An XSLT can then generate an RDF from these information:

<rdf:Description rdf:about="">
 <dcterms:created xmlns:dcterms="...">2004-03-13</dcterms:created>
 <dcterms:modified xmlns:dcterms="...">2004-03-15</dcterms:modified>
</rdf:Description>

(I use dot (.) to delimit prefix according to RFC 2731, but it's also
possible to use semicolon (:) and make them more QName like.)

More variations with examples and (partly English) explanation will be
found at the above mentioned document [1].

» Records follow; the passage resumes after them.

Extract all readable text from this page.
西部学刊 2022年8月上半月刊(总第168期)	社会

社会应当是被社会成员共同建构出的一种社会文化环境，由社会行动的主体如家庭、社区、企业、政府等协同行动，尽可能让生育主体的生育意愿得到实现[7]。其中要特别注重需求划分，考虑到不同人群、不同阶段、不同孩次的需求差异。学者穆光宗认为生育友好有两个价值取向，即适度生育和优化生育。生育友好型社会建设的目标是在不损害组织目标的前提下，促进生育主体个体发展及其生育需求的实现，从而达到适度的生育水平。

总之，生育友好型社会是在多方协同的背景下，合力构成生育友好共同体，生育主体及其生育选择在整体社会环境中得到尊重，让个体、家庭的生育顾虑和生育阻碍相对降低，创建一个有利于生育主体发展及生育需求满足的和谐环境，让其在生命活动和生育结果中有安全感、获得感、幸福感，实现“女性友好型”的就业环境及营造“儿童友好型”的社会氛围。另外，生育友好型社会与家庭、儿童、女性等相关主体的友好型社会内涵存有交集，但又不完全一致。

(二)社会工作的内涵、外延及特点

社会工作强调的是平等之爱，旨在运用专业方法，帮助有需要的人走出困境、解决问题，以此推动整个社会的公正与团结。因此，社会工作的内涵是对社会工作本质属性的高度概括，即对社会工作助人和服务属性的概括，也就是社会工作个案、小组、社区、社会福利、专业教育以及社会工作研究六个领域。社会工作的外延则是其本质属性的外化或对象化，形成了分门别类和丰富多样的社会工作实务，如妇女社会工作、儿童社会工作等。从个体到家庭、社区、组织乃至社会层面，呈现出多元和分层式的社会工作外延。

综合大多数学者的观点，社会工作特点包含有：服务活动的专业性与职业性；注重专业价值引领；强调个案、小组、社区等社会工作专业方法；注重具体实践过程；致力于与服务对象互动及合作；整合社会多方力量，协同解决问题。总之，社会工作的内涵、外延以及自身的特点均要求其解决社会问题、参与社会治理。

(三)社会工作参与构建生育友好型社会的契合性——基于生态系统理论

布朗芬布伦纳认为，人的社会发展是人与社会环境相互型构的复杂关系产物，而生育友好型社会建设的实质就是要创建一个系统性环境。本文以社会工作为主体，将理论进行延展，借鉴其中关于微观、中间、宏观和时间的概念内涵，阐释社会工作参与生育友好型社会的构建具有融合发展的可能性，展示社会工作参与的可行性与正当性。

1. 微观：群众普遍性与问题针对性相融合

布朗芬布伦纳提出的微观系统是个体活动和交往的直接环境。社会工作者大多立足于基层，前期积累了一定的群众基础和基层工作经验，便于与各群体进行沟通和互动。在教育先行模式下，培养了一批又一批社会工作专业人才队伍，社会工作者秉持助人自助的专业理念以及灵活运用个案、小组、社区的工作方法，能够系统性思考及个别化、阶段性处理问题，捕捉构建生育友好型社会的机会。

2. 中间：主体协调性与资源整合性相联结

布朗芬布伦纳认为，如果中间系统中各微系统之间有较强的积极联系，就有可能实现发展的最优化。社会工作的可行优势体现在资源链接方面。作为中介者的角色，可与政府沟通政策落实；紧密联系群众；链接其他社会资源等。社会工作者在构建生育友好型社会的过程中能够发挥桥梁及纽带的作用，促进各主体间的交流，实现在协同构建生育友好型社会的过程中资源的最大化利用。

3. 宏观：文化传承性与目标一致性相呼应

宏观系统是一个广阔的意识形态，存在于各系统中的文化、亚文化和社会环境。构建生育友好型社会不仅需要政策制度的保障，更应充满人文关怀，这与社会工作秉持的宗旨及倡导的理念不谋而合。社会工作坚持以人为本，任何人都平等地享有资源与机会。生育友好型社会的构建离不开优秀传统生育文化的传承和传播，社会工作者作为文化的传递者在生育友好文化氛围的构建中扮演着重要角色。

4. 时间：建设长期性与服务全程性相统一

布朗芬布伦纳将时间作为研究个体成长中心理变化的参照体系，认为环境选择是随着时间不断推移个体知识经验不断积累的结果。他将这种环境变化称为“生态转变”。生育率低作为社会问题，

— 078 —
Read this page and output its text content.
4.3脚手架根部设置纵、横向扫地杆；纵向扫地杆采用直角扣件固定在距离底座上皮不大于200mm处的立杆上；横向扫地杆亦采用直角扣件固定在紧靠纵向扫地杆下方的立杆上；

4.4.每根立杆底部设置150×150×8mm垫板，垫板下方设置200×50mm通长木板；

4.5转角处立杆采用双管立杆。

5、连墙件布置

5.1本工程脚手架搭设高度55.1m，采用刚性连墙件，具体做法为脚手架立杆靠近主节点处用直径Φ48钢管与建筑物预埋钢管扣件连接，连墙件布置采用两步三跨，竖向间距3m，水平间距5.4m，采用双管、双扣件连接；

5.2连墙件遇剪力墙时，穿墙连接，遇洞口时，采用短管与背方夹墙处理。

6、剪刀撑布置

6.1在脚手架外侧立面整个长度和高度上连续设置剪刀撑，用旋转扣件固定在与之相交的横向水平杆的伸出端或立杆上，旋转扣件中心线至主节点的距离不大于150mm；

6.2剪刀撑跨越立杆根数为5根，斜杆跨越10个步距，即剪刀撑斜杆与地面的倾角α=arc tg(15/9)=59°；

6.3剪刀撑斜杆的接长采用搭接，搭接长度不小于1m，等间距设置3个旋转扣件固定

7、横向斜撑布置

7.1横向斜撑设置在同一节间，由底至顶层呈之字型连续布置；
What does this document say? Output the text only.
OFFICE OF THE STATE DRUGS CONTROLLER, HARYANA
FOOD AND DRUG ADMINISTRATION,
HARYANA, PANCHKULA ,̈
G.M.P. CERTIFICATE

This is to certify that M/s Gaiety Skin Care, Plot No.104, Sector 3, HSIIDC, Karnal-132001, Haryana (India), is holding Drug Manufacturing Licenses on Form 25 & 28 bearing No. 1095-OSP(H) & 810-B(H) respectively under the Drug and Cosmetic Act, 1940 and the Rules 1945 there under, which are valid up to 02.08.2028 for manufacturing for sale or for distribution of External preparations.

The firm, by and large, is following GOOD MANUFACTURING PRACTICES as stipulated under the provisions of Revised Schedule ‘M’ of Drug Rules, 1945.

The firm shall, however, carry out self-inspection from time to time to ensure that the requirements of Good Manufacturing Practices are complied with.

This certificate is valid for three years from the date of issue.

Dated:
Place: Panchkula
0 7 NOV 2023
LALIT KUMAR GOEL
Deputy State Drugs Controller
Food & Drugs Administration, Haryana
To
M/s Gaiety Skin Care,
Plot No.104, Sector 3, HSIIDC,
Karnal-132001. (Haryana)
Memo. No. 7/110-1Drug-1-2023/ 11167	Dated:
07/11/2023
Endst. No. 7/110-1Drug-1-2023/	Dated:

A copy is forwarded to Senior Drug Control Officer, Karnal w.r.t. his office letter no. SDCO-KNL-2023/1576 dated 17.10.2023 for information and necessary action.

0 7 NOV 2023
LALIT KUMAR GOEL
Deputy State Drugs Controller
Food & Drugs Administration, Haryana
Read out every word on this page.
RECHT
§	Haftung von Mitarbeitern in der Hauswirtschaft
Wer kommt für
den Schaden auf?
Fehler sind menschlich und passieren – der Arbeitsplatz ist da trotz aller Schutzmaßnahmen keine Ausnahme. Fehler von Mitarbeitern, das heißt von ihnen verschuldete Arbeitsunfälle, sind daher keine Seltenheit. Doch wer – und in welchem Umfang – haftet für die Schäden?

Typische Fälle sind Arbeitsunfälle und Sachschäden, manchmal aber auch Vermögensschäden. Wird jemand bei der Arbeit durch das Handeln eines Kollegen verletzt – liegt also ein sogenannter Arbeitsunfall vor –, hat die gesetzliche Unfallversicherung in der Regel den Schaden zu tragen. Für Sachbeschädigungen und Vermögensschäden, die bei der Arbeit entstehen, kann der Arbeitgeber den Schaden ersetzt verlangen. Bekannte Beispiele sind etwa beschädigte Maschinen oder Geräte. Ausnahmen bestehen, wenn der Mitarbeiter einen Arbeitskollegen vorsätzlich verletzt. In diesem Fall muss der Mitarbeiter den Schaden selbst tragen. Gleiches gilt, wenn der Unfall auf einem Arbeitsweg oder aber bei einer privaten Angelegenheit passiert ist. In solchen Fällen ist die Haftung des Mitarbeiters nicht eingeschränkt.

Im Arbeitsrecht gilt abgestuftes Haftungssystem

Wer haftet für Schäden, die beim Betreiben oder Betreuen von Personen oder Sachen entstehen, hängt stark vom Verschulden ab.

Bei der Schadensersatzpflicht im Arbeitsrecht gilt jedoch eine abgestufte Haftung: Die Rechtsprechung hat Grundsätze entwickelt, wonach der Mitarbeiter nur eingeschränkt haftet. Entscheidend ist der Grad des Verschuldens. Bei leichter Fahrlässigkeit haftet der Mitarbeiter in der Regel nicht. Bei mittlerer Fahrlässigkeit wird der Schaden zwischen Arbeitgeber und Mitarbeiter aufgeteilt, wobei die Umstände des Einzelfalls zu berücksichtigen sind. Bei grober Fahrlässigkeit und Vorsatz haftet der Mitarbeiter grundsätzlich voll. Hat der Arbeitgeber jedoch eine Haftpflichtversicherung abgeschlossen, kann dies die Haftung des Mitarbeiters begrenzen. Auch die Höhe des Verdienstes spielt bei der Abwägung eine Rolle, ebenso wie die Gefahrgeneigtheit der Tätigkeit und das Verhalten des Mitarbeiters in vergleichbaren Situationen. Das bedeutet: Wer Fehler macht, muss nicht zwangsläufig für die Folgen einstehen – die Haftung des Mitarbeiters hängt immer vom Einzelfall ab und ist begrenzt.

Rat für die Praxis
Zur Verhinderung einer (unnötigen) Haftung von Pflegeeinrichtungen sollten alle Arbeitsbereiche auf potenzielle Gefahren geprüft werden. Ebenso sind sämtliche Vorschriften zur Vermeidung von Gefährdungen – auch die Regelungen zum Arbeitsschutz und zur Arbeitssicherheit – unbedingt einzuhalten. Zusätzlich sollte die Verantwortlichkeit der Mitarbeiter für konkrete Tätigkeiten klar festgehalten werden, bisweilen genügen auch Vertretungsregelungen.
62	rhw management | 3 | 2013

This method works well with GRDDL (the document itself is an example of
GRDDL [2]), and no extension to the existing XHTML specification is
required.

cheers,


[1] http://kanzaki.com/docs/sw/xh2rdf.html
[2]
http://www.w3.org/2000/06/webdata/xslt?xslfile=http://www.w3.org/2004/01/rdxh/grddl-xml-processor&xmlfile=http://kanzaki.com/docs/sw/xh2rdf.html

Received on Monday, 15 March 2004 07:33:31 UTC